The FAU researchers say the mercury levels are higher in dolphins and fish in the northern Indian River Lagoon compared to elsewhere in Florida. The reason is because bacteria in the sulfate-rich muck and salt marsh transform mercury into a much more toxic, more readily absorbed compound called methylmercury.
“It’s both the species that they’re eating and the area where they’re feeding,” Schaefer said. “We’re seeing animals with the highest concentration cluster together in their social network.”
The study, published recently in Marine Mammal Science, was conducted by researchers at Harbor Branch; Georgia Aquarium; Colorado State University; National Oceanographic and Atmospheric Administration; and the University of Miami.
Dolphins’ social groups share similar mercury levels
The researchers drew blood samples from 98 lagoon dolphins between 2003 to 2007 and from 2010 to 2012, as part of a longer-term study comparing dolphins in the lagoon with dolphins in Charleston, South Carolina.
A 2011 estimate puts the lagoon’s dolphins at 662 individuals. They spend most of their life in the lagoon, hanging out where the fish are and hunting in packs. A long lifespan makes them good indicators of overall ecological health. To keep track of them, researchers maintain a photo catalog identifying the dolphins.
“It’s the first time that anyone, we know of at least, has integrated social network data into environmental exposure,” Schaefer said of the mercury study.
A study in 2014 by Schaefer and other researchers found that people who ate lagoon seafood once a day were almost four times more likely to have mercury levels in their hair higher than federal guidelines. Levels found in women were just below the federal guidelines but about five times higher than the average for U.S. women of childbearing age. People from Martin County had the highest mean hair concentrations of mercury, followed by Brevard and Palm Beach counties.
For most fish species, researchers find similar mercury levels that lagoon fish had 16 years ago, when the Fish and Wildlife Research Institute conducted a statewide study of mercury in fish.
“I think for a lot of species it’s probably relatively stable,” said Doug Adams, a research scientists with the Florida Fish and Wildlife Conservation Commission.
FWC’s mercury findings echo Harbor Branch’s.
“We found that seatrout from the northern part of Mosquito Lagoon, which has less human urbanization, had comparatively higher levels than farther south,” Adams said.
Since 2003, a team of Harbor Branch and other researchers have examined and released more than 360 bottlenose dolphins, 250 of them from the lagoon and the rest in Charleston Harbor, South Carolina. They find only half of those dolphins are clinically healthy, and the lagoon dolphins are worse off.

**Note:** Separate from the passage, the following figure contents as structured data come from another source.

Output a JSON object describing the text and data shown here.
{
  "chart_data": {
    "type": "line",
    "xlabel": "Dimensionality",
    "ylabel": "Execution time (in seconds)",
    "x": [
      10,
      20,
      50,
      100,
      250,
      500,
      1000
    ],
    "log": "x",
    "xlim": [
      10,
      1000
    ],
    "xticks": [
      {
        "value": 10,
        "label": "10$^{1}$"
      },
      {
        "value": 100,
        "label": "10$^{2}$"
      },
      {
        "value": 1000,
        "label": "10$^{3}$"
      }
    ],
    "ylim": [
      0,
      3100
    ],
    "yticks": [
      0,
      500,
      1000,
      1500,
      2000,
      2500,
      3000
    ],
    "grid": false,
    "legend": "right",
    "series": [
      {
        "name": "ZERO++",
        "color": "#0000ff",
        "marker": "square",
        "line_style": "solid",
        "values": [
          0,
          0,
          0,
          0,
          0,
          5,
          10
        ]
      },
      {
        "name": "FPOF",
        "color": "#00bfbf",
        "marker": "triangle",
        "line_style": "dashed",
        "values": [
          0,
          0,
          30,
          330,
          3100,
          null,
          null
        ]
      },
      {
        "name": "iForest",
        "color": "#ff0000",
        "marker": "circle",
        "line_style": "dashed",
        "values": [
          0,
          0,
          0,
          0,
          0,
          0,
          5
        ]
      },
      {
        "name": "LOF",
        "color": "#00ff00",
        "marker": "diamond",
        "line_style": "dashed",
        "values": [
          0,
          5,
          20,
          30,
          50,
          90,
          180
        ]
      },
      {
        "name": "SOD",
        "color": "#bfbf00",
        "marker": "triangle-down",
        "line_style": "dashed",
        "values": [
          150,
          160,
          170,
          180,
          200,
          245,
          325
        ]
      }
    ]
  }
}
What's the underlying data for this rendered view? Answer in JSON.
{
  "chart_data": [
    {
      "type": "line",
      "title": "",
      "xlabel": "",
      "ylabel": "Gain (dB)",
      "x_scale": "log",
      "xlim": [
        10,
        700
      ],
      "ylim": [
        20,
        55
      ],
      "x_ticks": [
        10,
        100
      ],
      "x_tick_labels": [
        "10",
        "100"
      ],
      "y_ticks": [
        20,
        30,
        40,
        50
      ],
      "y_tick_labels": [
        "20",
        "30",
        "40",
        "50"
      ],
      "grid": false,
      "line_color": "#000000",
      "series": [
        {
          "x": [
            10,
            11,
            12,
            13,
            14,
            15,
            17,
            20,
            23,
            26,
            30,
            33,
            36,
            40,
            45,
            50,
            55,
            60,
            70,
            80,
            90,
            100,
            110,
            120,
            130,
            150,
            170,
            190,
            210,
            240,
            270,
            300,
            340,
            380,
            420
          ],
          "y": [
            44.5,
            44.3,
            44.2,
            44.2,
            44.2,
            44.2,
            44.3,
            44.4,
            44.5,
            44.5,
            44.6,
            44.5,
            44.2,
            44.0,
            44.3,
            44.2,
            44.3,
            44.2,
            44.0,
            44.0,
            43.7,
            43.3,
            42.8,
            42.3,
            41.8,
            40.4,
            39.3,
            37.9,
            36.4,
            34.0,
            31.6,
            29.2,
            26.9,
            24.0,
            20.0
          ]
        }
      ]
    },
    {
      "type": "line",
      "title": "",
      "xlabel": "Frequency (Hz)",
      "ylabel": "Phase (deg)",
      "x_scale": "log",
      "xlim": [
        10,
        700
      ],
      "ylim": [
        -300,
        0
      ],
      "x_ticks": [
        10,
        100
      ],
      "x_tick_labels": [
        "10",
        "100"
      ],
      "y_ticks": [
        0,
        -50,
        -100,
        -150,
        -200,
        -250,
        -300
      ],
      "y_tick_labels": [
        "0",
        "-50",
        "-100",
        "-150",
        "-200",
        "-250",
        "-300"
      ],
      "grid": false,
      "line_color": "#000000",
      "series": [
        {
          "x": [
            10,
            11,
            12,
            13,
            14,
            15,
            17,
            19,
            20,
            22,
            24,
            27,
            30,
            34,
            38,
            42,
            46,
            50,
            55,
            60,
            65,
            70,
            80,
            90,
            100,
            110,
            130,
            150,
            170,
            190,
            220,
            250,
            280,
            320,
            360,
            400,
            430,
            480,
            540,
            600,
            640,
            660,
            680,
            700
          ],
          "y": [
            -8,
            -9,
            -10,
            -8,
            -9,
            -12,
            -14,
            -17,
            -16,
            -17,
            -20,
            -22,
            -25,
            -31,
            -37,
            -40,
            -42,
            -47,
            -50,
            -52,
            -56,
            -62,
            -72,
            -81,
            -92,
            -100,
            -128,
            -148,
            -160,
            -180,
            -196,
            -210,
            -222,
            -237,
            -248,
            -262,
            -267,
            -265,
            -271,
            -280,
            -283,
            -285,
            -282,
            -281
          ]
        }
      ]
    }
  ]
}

They measured mercury in blood and skin of lagoon dolphins at more than four times higher than those found in dolphins in Charleston Harbor.

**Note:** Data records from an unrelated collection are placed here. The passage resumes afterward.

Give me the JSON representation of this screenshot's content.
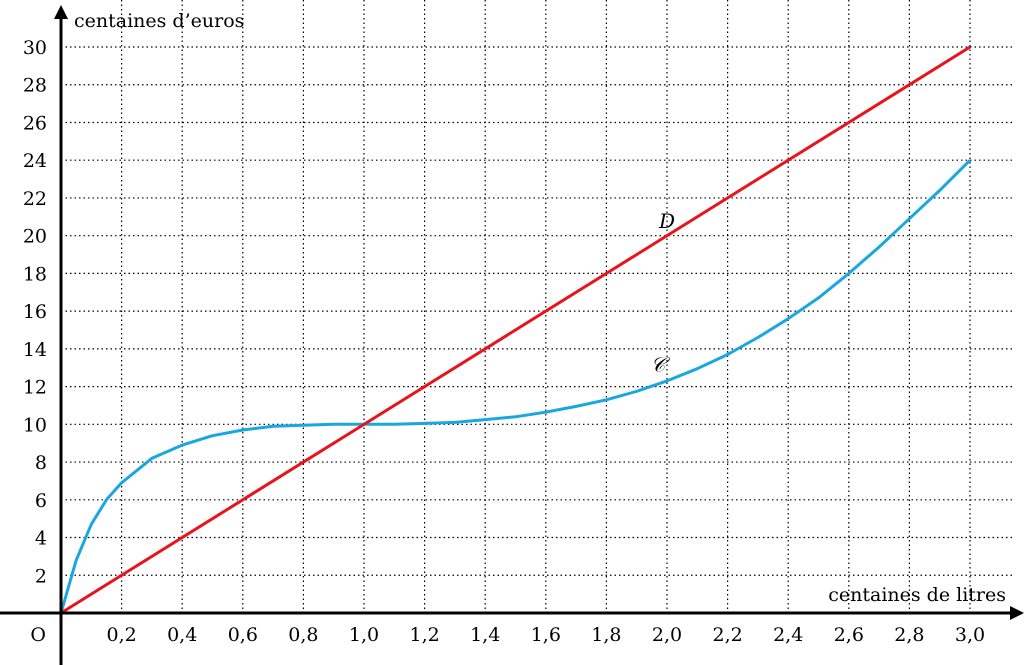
{
  "chart_data": {
    "type": "line",
    "xlabel": "centaines de litres",
    "ylabel": "centaines d’euros",
    "origin_label": "O",
    "xlim": [
      0,
      3.0
    ],
    "ylim": [
      0,
      30
    ],
    "x_ticks": [
      "0,2",
      "0,4",
      "0,6",
      "0,8",
      "1,0",
      "1,2",
      "1,4",
      "1,6",
      "1,8",
      "2,0",
      "2,2",
      "2,4",
      "2,6",
      "2,8",
      "3,0"
    ],
    "y_ticks": [
      "2",
      "4",
      "6",
      "8",
      "10",
      "12",
      "14",
      "16",
      "18",
      "20",
      "22",
      "24",
      "26",
      "28",
      "30"
    ],
    "grid": true,
    "series": [
      {
        "name": "𝒞",
        "color": "#1aa7e0",
        "x": [
          0,
          0.05,
          0.1,
          0.15,
          0.2,
          0.3,
          0.4,
          0.5,
          0.6,
          0.7,
          0.8,
          0.9,
          1.0,
          1.1,
          1.2,
          1.3,
          1.4,
          1.5,
          1.6,
          1.7,
          1.8,
          1.9,
          2.0,
          2.1,
          2.2,
          2.3,
          2.4,
          2.5,
          2.6,
          2.7,
          2.8,
          2.9,
          3.0
        ],
        "values": [
          0,
          2.8,
          4.7,
          6.0,
          6.9,
          8.2,
          8.9,
          9.4,
          9.7,
          9.9,
          9.95,
          10.0,
          10.0,
          10.0,
          10.05,
          10.1,
          10.25,
          10.4,
          10.65,
          10.95,
          11.3,
          11.75,
          12.3,
          12.95,
          13.7,
          14.6,
          15.6,
          16.7,
          18.0,
          19.4,
          20.9,
          22.4,
          24.0
        ]
      },
      {
        "name": "D",
        "color": "#e8141c",
        "x": [
          0,
          3.0
        ],
        "values": [
          0,
          30
        ]
      }
    ]
  }
}
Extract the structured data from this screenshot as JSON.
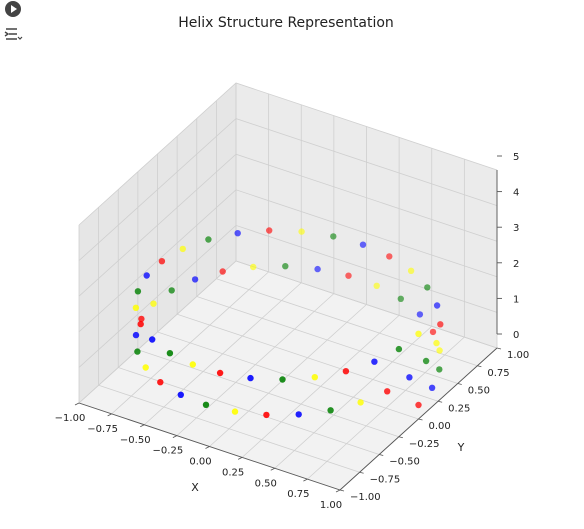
{
  "toolbar": {
    "run_icon": "play-circle-icon",
    "output_icon": "output-toggle-icon"
  },
  "chart_data": {
    "type": "scatter3d",
    "title": "Helix Structure Representation",
    "xlabel": "X",
    "ylabel": "Y",
    "zlabel": "",
    "xlim": [
      -1.0,
      1.0
    ],
    "ylim": [
      -1.0,
      1.0
    ],
    "zlim": [
      0,
      5
    ],
    "xticks": [
      "−1.00",
      "−0.75",
      "−0.50",
      "−0.25",
      "0.00",
      "0.25",
      "0.50",
      "0.75",
      "1.00"
    ],
    "yticks": [
      "−1.00",
      "−0.75",
      "−0.50",
      "−0.25",
      "0.00",
      "0.25",
      "0.50",
      "0.75",
      "1.00"
    ],
    "zticks": [
      "0",
      "1",
      "2",
      "3",
      "4",
      "5"
    ],
    "grid": true,
    "pattern": "cos(t), sin(t), t/(2*pi) for t in 0..~4pi, 60 points, colour cycle",
    "points": 60,
    "t_max": 12.566,
    "colors": [
      "#ff0000",
      "#0000ff",
      "#008000",
      "#ffff00"
    ],
    "marker_alpha": 0.7
  }
}
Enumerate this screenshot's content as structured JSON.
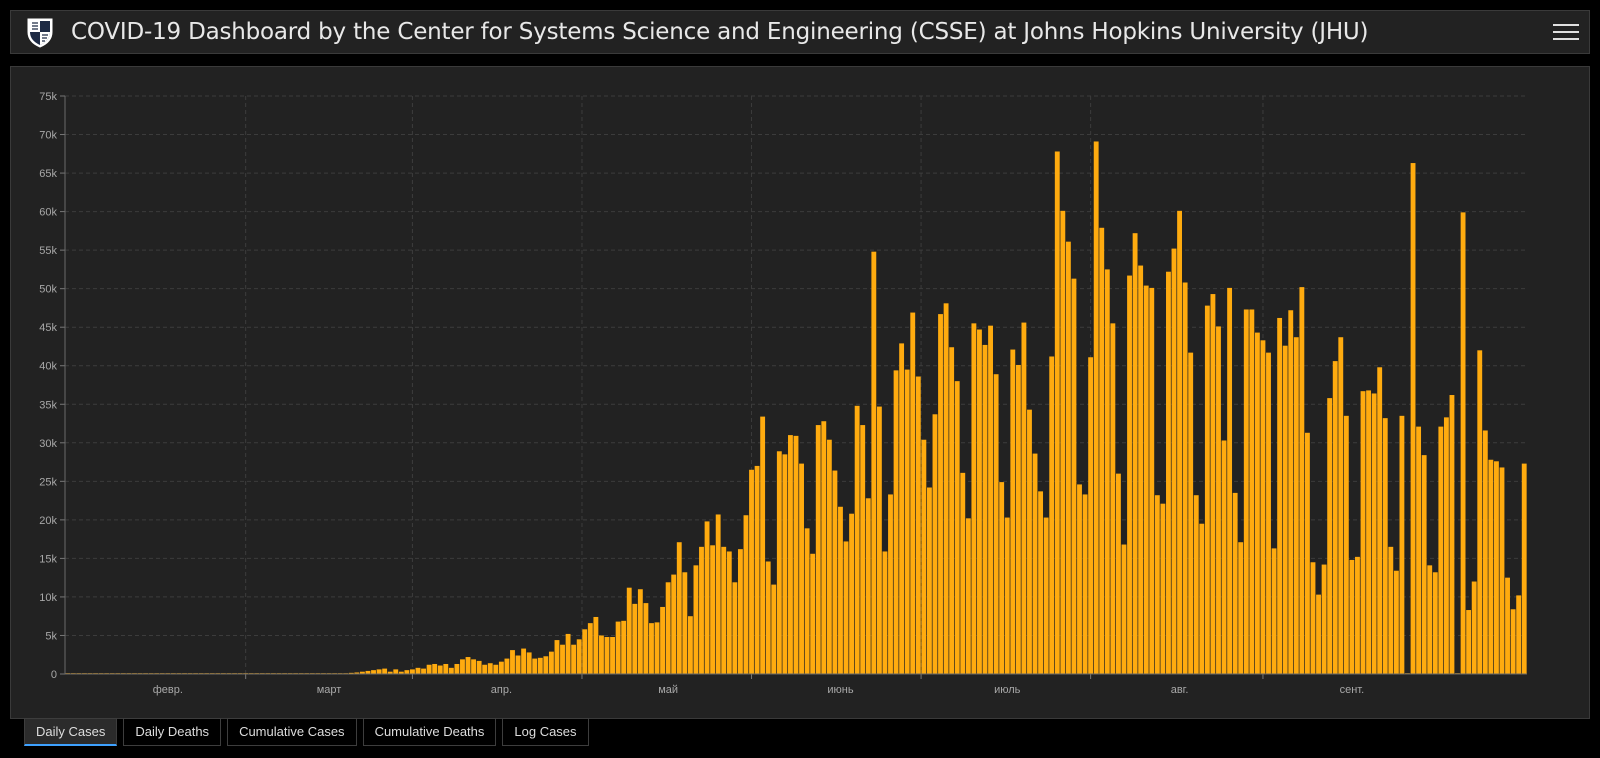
{
  "header": {
    "title": "COVID-19 Dashboard by the Center for Systems Science and Engineering (CSSE) at Johns Hopkins University (JHU)",
    "logo_icon": "jhu-shield-icon",
    "menu_icon": "hamburger-menu-icon"
  },
  "tabs": [
    {
      "label": "Daily Cases",
      "active": true
    },
    {
      "label": "Daily Deaths",
      "active": false
    },
    {
      "label": "Cumulative Cases",
      "active": false
    },
    {
      "label": "Cumulative Deaths",
      "active": false
    },
    {
      "label": "Log Cases",
      "active": false
    }
  ],
  "colors": {
    "bar": "#ffab0f",
    "background": "#222222",
    "grid": "#3c3c3c",
    "active_tab": "#3ea1ff"
  },
  "chart_data": {
    "type": "bar",
    "title": "",
    "xlabel": "",
    "ylabel": "",
    "ylim": [
      0,
      75000
    ],
    "yticks": [
      {
        "value": 0,
        "label": "0"
      },
      {
        "value": 5000,
        "label": "5k"
      },
      {
        "value": 10000,
        "label": "10k"
      },
      {
        "value": 15000,
        "label": "15k"
      },
      {
        "value": 20000,
        "label": "20k"
      },
      {
        "value": 25000,
        "label": "25k"
      },
      {
        "value": 30000,
        "label": "30k"
      },
      {
        "value": 35000,
        "label": "35k"
      },
      {
        "value": 40000,
        "label": "40k"
      },
      {
        "value": 45000,
        "label": "45k"
      },
      {
        "value": 50000,
        "label": "50k"
      },
      {
        "value": 55000,
        "label": "55k"
      },
      {
        "value": 60000,
        "label": "60k"
      },
      {
        "value": 65000,
        "label": "65k"
      },
      {
        "value": 70000,
        "label": "70k"
      },
      {
        "value": 75000,
        "label": "75k"
      }
    ],
    "xticks": [
      {
        "index": 18,
        "label": "февр."
      },
      {
        "index": 47,
        "label": "март"
      },
      {
        "index": 78,
        "label": "апр."
      },
      {
        "index": 108,
        "label": "май"
      },
      {
        "index": 139,
        "label": "июнь"
      },
      {
        "index": 169,
        "label": "июль"
      },
      {
        "index": 200,
        "label": "авг."
      },
      {
        "index": 231,
        "label": "сент."
      }
    ],
    "grid": true,
    "legend": "none",
    "values": [
      0,
      0,
      0,
      0,
      0,
      0,
      0,
      0,
      0,
      0,
      0,
      0,
      0,
      0,
      0,
      0,
      0,
      0,
      0,
      0,
      0,
      0,
      0,
      0,
      0,
      0,
      0,
      0,
      0,
      0,
      0,
      0,
      0,
      0,
      0,
      0,
      0,
      0,
      0,
      0,
      0,
      0,
      0,
      0,
      0,
      0,
      0,
      0,
      0,
      0,
      100,
      150,
      200,
      300,
      400,
      500,
      600,
      700,
      300,
      600,
      300,
      500,
      600,
      800,
      700,
      1200,
      1300,
      1100,
      1300,
      800,
      1300,
      1900,
      2200,
      1900,
      1700,
      1200,
      1400,
      1200,
      1600,
      2000,
      3100,
      2400,
      3300,
      2800,
      2000,
      2100,
      2300,
      2900,
      4400,
      3800,
      5200,
      3800,
      4500,
      5800,
      6600,
      7400,
      5000,
      4800,
      4800,
      6800,
      6900,
      11200,
      9100,
      11000,
      9200,
      6600,
      6700,
      8700,
      11900,
      12900,
      17100,
      13200,
      7500,
      14100,
      16500,
      19800,
      16700,
      20700,
      16500,
      15900,
      11900,
      16200,
      20600,
      26500,
      27000,
      33400,
      14600,
      11600,
      28900,
      28500,
      31000,
      30900,
      27300,
      18900,
      15600,
      32300,
      32800,
      30400,
      26400,
      21700,
      17200,
      20800,
      34800,
      32300,
      22800,
      54800,
      34700,
      15900,
      23300,
      39400,
      42900,
      39500,
      46900,
      38600,
      30400,
      24200,
      33700,
      46700,
      48100,
      42400,
      38000,
      26100,
      20200,
      45500,
      44700,
      42700,
      45200,
      38900,
      24900,
      20300,
      42100,
      40100,
      45600,
      34300,
      28600,
      23700,
      20300,
      41200,
      67800,
      60100,
      56100,
      51300,
      24600,
      23300,
      41100,
      69100,
      57900,
      52500,
      45500,
      26000,
      16800,
      51700,
      57200,
      53000,
      50400,
      50100,
      23200,
      22100,
      52200,
      55200,
      60100,
      50800,
      41700,
      23200,
      19500,
      47800,
      49300,
      45100,
      30300,
      50100,
      23500,
      17100,
      47300,
      47300,
      44300,
      43300,
      41700,
      16300,
      46200,
      42600,
      47200,
      43700,
      50200,
      31300,
      14500,
      10300,
      14200,
      35800,
      40600,
      43700,
      33500,
      14800,
      15200,
      36700,
      36800,
      36400,
      39800,
      33200,
      16500,
      13400,
      33500,
      0,
      66300,
      32100,
      28400,
      14100,
      13200,
      32100,
      33300,
      36200,
      0,
      59900,
      8300,
      12000,
      42000,
      31600,
      27800,
      27600,
      26800,
      12500,
      8400,
      10200,
      27300
    ]
  }
}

Dolphins studied near Merritt Island, especially, seem in poor health. And the researchers point to water tainted by partially treated sewage and runoff as the possible cause.

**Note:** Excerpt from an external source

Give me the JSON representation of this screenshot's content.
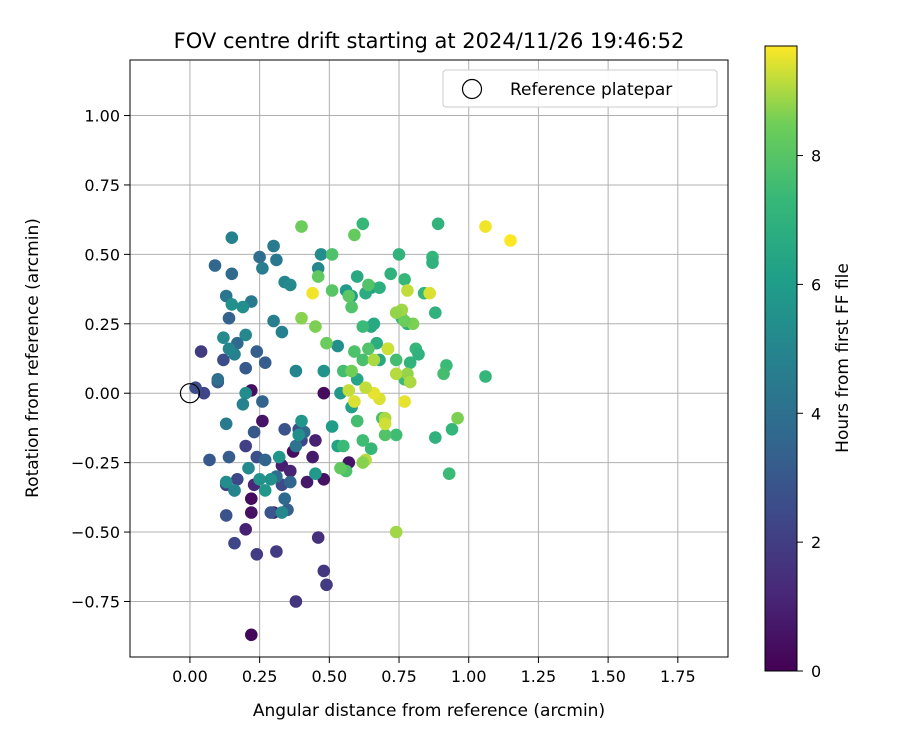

Mercury levels stabilizingThe good news is that blood mercury levels in the lagoon dolphins’ blood, although still high, have shown a significant, steady decline over the past decade, according to a 2015 study by Harbor Branch and other researchers. That may be because of emissions reductions, a shift in the prey lagoon dolphins eat or other reasons, the researchers said.
Biologists aren’t sure what healthy mercury levels in lagoon dolphins should be, but they know the problem isn’t going away anytime soon.
“Even if we stopped polluting today, there’s going to be a lag effect, because mercury is ubiquitous,” Shaefer said.